Parents should keep in mind that every time they call the police, it doesn’t automatically mean an officer is going to show up at the house with handcuffs, ready to take their teens to jail or a juvenile program.  Believe it or not, most police officers are excellent listeners, and would rather help preserve the family unit by finding an appeasable solution to the problem than simply cart someone off to jail.

 Calling the police on our children is the wrong thing to do when it’s done simply as a means of carrying out an empty threat.  As I mentioned, police are always willing to help and listen; but parents have to remember that it is their job to do that as a parent, as well.  Raising kids is not an easy task—it is often stressful and difficult.  If you’re reading this blog you already know that.  But if calling the police becomes your go-to method for dealing with your teen, you become someone who continuously “cries wolf.”  Your teen will learn to manipulate this situation and the police become irritated at handling repeated calls for service in situations that they have little control over.

 I wish I could type up a simple list for parents—when to call the police on your teen and when not to call the police.  Frankly, though, it just isn’t that easy.  We all know that raising kids—especially teens—is a daunting task, particularly when that teen begins pushing the boundaries of your household rules and the law.  The best advice I can give parents who are contemplating calling the police on their kids is that they keep communication open, make sure praise and affirmation exceeds discipline, be fair yet firm when discipline is a necessity and be ready to follow through with calling the police—only when it is absolutely needed.

CATEGORIES: Community, Drug, Parent

Comments

Mike Logan | September 21, 2011

Hello All,

  I see parents struggling with this all the time in my domestic violence groups.  This and blended families where the boundaries get blurred are so hard to negotiate for all parties involved.  Mike Logan

Ron Grover | September 21, 2011

I have called the police on our son and had him arrested in our home. It is very hard but sometimes you must do something like that to save their life. I am putting links to the very incidents of calling and what I did aftwards. This is what I wrote the very days it happened in 2009.

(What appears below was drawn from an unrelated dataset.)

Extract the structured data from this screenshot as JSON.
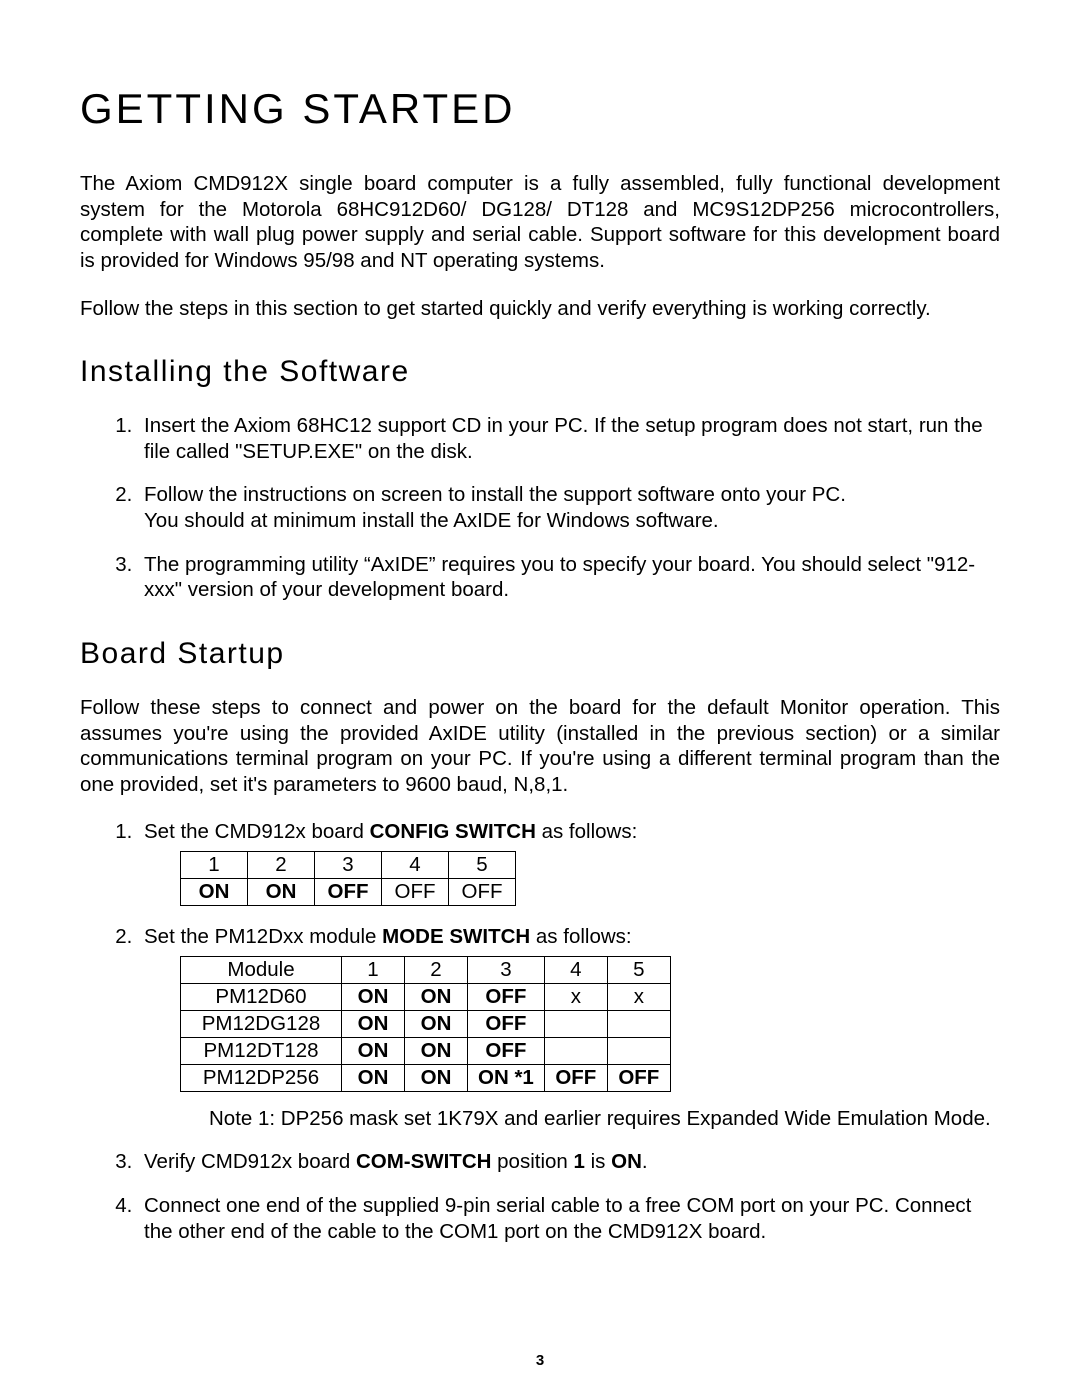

http://parentsofanaddict.blogspot.com/2009/05/tired-and-very-sore-this-morning.html

http://parentsofanaddict.blogspot.com/2009/05/jail-does-no-good-for-addicts.html

If you read them both you will see it hard on the parents but when you have people in the “system” that care and will help you are not alone.

Today, after a long few years my son has been clean for over one year and is working his job and cleaning up his messes.

Jean | September 22, 2011

Nearly the worst day of my life- when I stood on the porch as the officer took my son away in handcuffs.  While high on pot and very angry, he attacked his father causing a head injury.  He begged me not to call, but we could not control his rage.  This would be the first step in a long journey in getting him the help he needed.  I don’t regret the call.  Finally, we connected to community services that I didn’t know existed.